Die Füße herauszuziehen bedeutet, dass die sanfte Bräune sich in eine matte Blässe verwandelt. Ich springe auf und laufe den Wellen entgegen, die hier immer kraftvoll und fordernd Richtung Strand rollen und dort alles mitnehmen, was sie greifen können – nur um die Hälfte dessen beim nächsten Anrollen wieder auszuspucken: Algen, Muscheln, den Sand, auf dem meine Füße gehen.
Das Wasser ist eiskalt, obwohl die Sonne heiß über mir steht. Der Atlantik ist an dieser Stelle nicht nur erfrischend – er ist nur wenige Sekunden auszuhalten. Und ich bin mit jeder sich zurückziehenden Welle froh, dass sie auch den stechenden Schmerz in meinen Beinen wieder mitnimmt.
Ich laufe am Strand entlang und suche Schätze.
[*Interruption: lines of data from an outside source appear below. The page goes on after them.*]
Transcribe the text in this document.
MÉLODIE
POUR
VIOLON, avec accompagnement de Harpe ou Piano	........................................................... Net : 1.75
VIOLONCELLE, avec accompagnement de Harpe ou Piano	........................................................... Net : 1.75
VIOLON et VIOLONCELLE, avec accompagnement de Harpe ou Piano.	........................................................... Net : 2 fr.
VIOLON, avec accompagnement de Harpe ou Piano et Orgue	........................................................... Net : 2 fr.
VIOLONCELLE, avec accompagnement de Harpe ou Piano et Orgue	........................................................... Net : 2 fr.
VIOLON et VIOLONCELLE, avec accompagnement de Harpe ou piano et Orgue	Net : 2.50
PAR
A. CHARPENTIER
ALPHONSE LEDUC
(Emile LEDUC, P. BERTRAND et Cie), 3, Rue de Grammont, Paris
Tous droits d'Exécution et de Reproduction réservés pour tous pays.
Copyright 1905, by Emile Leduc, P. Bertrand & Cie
Zwischen den vielen, teils zerbrochenen Miesmuscheln, Steinen und Meeresrelikten suche ich nach dem, von dem ich noch nicht weiß, dass ich es suche. Schon immer. Ich fasse Seetang an und stelle fest, dass er sich wie Kunststoff anfühlt – fest und glatt, und kaum zu glauben, dass das Natur ist.
Ecklonia maxima, auch Meeresbambus genannt, ist eine große Seetang-Art, die besonders in Südafrika im Meer wächst. Ein Teil von ihr, der aussieht, als wäre er eine Art Stamm mit Wurzel daran, fühlt sich ebenfalls kaum natürlich an – so hart und fest, so stabil. Aber kein Wunder: Dieser Tang wächst in den rauen Wellen des Atlantiks und muss demnach widerstandsfähig sein, damit er seinem Bestimmungsort entrissen nicht zu früh am Ufer landet.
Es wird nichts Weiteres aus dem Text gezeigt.